Segundo Kovacic, o Brasil está sendo considerado pelas autoridades americanas como um dos dez países mais procurados para traçar estratégias comuns de combate a cartéis internacionais. Em fevereiro, provas obtidas no Brasil foram essenciais para que o Departamento de Justiça americano processasse o chamado cartel dos compressores – união ilegal de empresas para fixar o preço internacional de dispositivos de refrigeração utilizados em diversos eletrodomésticos, como geladeiras. Em 30 de setembro, a Whirlpool, dona das marcas Consul e Brastemp, assinou um acordo com o Cade para pagar R$ 100 milhões e, com isso, sair do rol das acusadas neste processo no Brasil. “Acho que houve um tremendo progresso na nossa relação e espero que continue. O Brasil tornou-se um participante crucial na rede internacional de proteção à concorrência. Ele está na lista das dez autoridades com que conversamos sobre cartéis”.
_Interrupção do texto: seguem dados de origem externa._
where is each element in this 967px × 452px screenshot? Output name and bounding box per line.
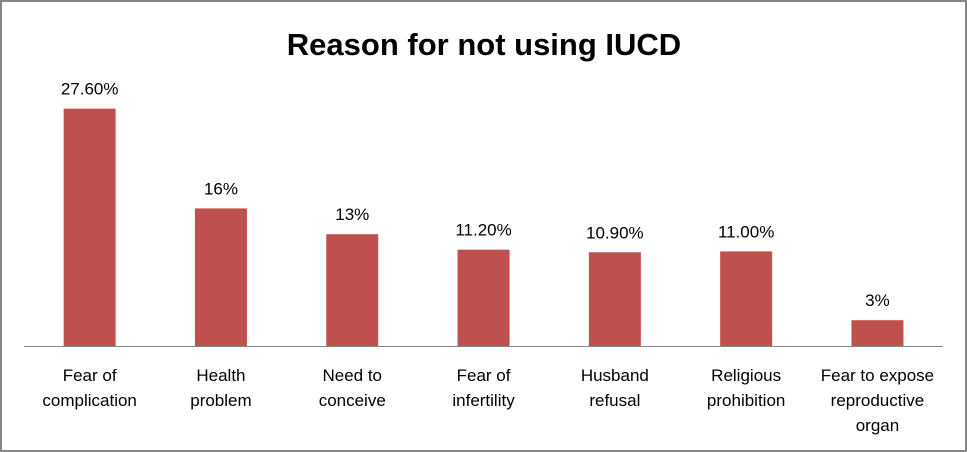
bar xyxy=(720,251,773,346)
data-label: 3% xyxy=(865,291,890,310)
category-label: reproductive xyxy=(831,391,925,410)
data-label: 13% xyxy=(335,205,369,224)
bar xyxy=(457,249,510,346)
category-label: Fear of xyxy=(63,366,117,385)
data-label: 27.60% xyxy=(61,80,119,99)
bar xyxy=(851,320,904,346)
category-label: prohibition xyxy=(707,391,785,410)
category-label: Husband xyxy=(581,366,649,385)
bar xyxy=(194,208,247,346)
bar xyxy=(326,234,379,346)
category-label: problem xyxy=(190,391,251,410)
category-label: Fear of xyxy=(457,366,511,385)
chart-title: Reason for not using IUCD xyxy=(287,27,681,62)
category-label: organ xyxy=(856,416,899,435)
data-label: 16% xyxy=(204,179,238,198)
category-label: refusal xyxy=(589,391,640,410)
data-label: 11.20% xyxy=(455,221,511,240)
category-label: conceive xyxy=(319,391,386,410)
category-label: complication xyxy=(42,391,137,410)
data-label: 11.00% xyxy=(718,222,774,241)
category-label: Need to xyxy=(322,366,382,385)
bar xyxy=(63,108,116,346)
bar xyxy=(588,252,641,346)
category-label: Religious xyxy=(711,366,781,385)
category-label: Health xyxy=(196,366,245,385)
data-label: 10.90% xyxy=(586,223,644,242)
category-label: infertility xyxy=(452,391,515,410)
category-label: Fear to expose xyxy=(821,366,934,385)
O conselheiro é um crítico da política de criar “campeãs nacionais” – empresas que o governo incentiva para serem líderes setoriais e, depois, disputar o mercado lá fora. Para ele, ao favorecer essas empresas, o governo acaba tirando-as do ambiente de competição. “A maneira de a empresa se tornar forte é através da competição”, disse. “É como no futebol. Você pode escolher um garoto para ser o seu campeão e apostar tudo nele, mas a única forma de saber se ele é mesmo o melhor é colocá-lo para competir com os outros”.

Diferentemente do Brasil, que possui três órgãos nessa área (o Cade e as secretarias de Direito e de Acompanhamento Econômico dos ministérios da Justiça e da Fazenda), nos Estados Unidos há duas agências com funções bem definidas. A FTC cuida de fusões e aquisições, enquanto o Departamento de Justiça é responsável pelo combate aos cartéis. Kovacic reconhece que o sistema com três órgãos não é o ideal. Mas o importante, segundo ele, é o fato de o Brasil estar discutindo modificações nesse sistema, como o projeto de lei em tramitação no Senado que prevê a criação do novo Cade como a agência de defesa da concorrência no País. “O mais importante que qualquer sistema pode fazer é melhorar continuamente a sua estrutura. É como um sistema de computador”, comparou. “Você precisa estar atualizado sempre”.